Saturday, December 19, 2015

A Better Understanding Of Gene Mutations Can Improve Cancer Diagnosis & Treatment

Medical Science

Personal Genomics: Science News writes: “Genetic analyses of tumors (melanoma cells shown)
offer great promise for improving diagnoses and treatment, but new studies show that not all
mutations can be treated equally.”
Image Credit: Julio C. Valencia; NCI Center for Cancer Research
SourceScience News

One of the promises of next-generation cancer treatment is personalized genomics and personalized profiling, which together form the fundamentals of individualized cancer care. Yet, in order to fully take advantage of such gene-sequencing techniques, it requires a better understanding of mutations at the genetic and molecular level. Moreover, a comparative analysis between cancerous cells and healthy cells gives a more accurate result on whether the genetic mutation is indeed related to the cancer in question, cancer researchers are finding out. Simply put, not all genetic mutations result in cancer.
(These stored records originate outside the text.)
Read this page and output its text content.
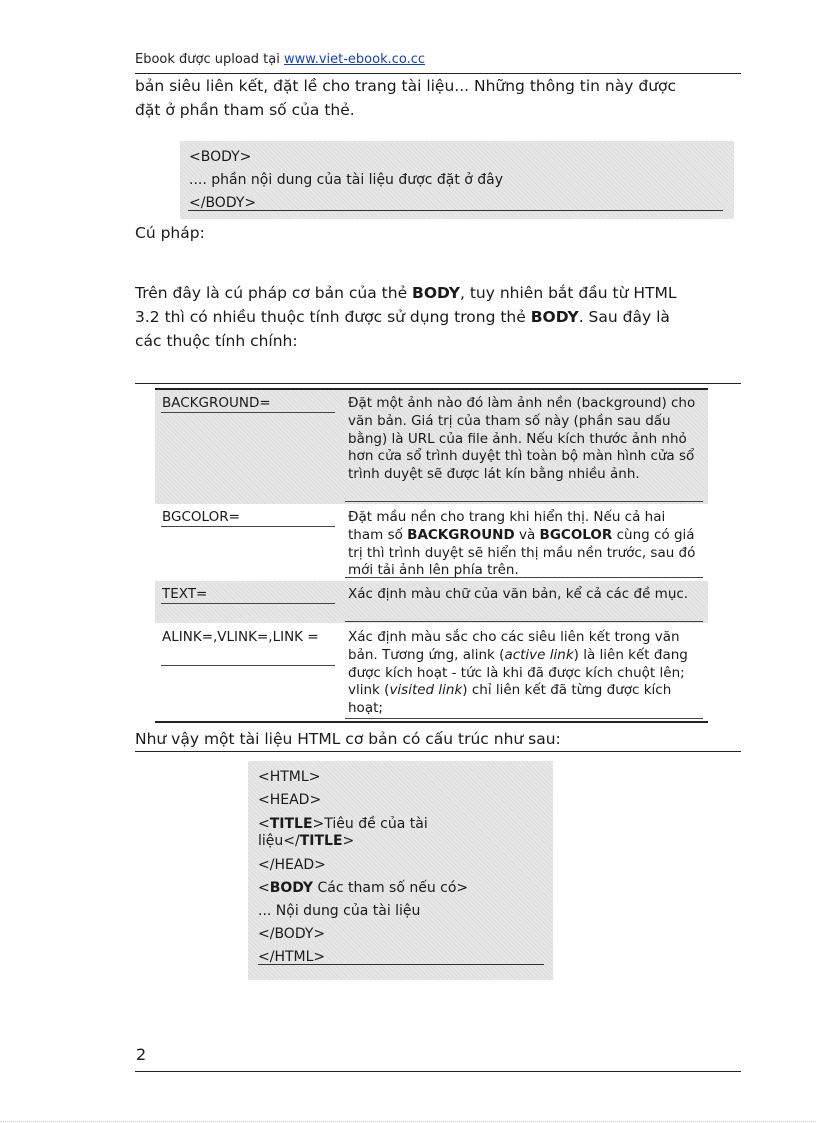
Ebook được upload tại www.viet-ebook.co.cc
bản siêu liên kết, đặt lề cho trang tài liệu... Những thông tin này được
đặt ở phần tham số của thẻ.
<BODY>
.... phần nội dung của tài liệu được đặt ở đây
</BODY>
Cú pháp:
Trên đây là cú pháp cơ bản của thẻ BODY, tuy nhiên bắt đầu từ HTML
3.2 thì có nhiều thuộc tính được sử dụng trong thẻ BODY. Sau đây là
các thuộc tính chính:
BACKGROUND=	Đặt một ảnh nào đó làm ảnh nền (background) cho văn bản. Giá trị của tham số này (phần sau dấu bằng) là URL của file ảnh. Nếu kích thước ảnh nhỏ hơn cửa sổ trình duyệt thì toàn bộ màn hình cửa sổ trình duyệt sẽ được lát kín bằng nhiều ảnh.
BGCOLOR=	Đặt mầu nền cho trang khi hiển thị. Nếu cả hai tham số BACKGROUND và BGCOLOR cùng có giá trị thì trình duyệt sẽ hiển thị mầu nền trước, sau đó mới tải ảnh lên phía trên.
TEXT=	Xác định màu chữ của văn bản, kể cả các đề mục.
ALINK=,VLINK=,LINK =	Xác định màu sắc cho các siêu liên kết trong văn bản. Tương ứng, alink (active link) là liên kết đang được kích hoạt - tức là khi đã được kích chuột lên; vlink (visited link) chỉ liên kết đã từng được kích hoạt;
Như vậy một tài liệu HTML cơ bản có cấu trúc như sau:
<HTML>
<HEAD>
<TITLE>Tiêu đề của tài
liệu</TITLE>
</HEAD>
<BODY Các tham số nếu có>
... Nội dung của tài liệu
</BODY>
</HTML>
2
In “Year in review: Cancer genetics grows up” (December 15, 2015), Rachel Ehrenberg writes for Science News: “But such genetic testing can be misleading if it isn’t conducted alongside tests of healthy cells from the same person, says oncologist Victor Velculescu of the Johns Hopkins University School of Medicine. He led a vast analysis comparing the genetic profiles of tumors and normal tissue of more than 800 cancer patients and found that nearly two-thirds of mutations in the studied tumors — many of which might be used to guide treatment — also showed up in patients’ healthy tissues (SN: 5/16/15, p. 10). For those patients, the mutations were probably just benign variants unrelated to the cancer. Analyzing healthy tissue can also reveal whether mutations found in tumors are heritable or not, Velculescu says, which is important for deciding whether a cancer patient’s family should receive genetic counseling.”